“A bird in the bush is worth two in the hand.” No, that’s not how it goes. “Two birds in the bush are worth one in the hand?” No, that’s not it either. How about, “two birds in the hand are worth one in the bush? “ Nope. That’s wrong too. . . .Don’t tell me, I’ll figure it out.
There is a bird in that bush. Can you see it?
We try to arrange our bird feeding stations around the back yard away from the usual urban predators, especially house cats. We also insure that the feeders hang high enough that the dogs, should they suddenly become interested in birds — as dogs sometimes do — can’t jump up and reach a bird on a feeder. Mainly though the dogs are happy with the left-overs underneath the feeders and not interested in the birds themselves.
But some predators come no matter what we do. The occasional hawk flies in and surveys the cafeteria. Racoons are not unheard of. And that bird in the bush in the photo. Have you found it yet? It is well-camouflaged, as a House Sparrow discovered just moments after the photo was snapped. “Snapped” was what happened to the sparrow’s neck. The bird in the bush agreed with Shakespeare, “There is a special providence in the fall of a sparrow.”

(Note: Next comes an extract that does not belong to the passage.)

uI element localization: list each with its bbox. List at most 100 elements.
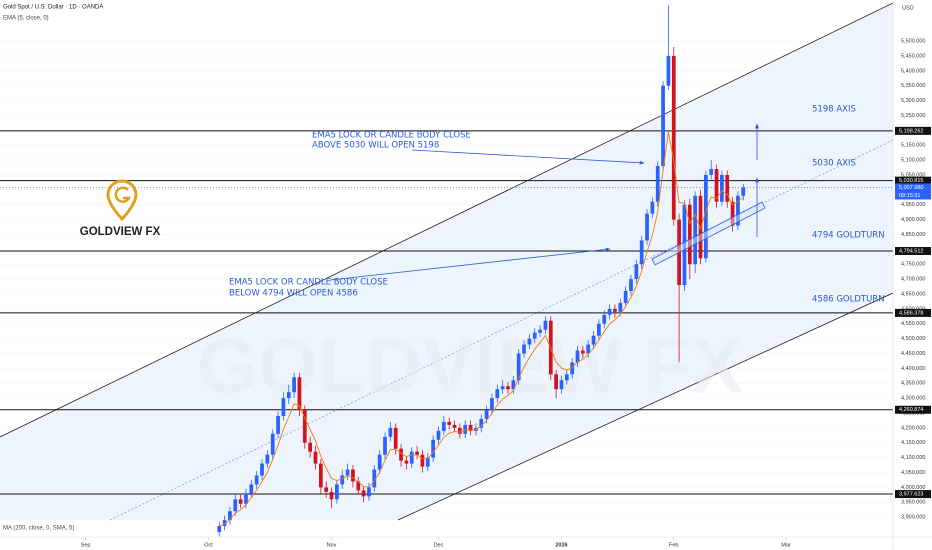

Here is the photo enlarged.
Yes. That is Chuck, our neighborhood Greater Roadrunner. Chuck and Chuckina still come for hamburger bits on the front wall but they also visit the back yard. We think they have babies. We’ve watched them collect two or three bits of hamburger in their beaks and run off down the street without eating the hamburger first. This is new behavior. Usually they just clack at us and eat the hamburger. We conclude from this that they are feeding babies, although we have not found their nest and can’t be sure.
One bird in the bush is . . . deadly to sparrows.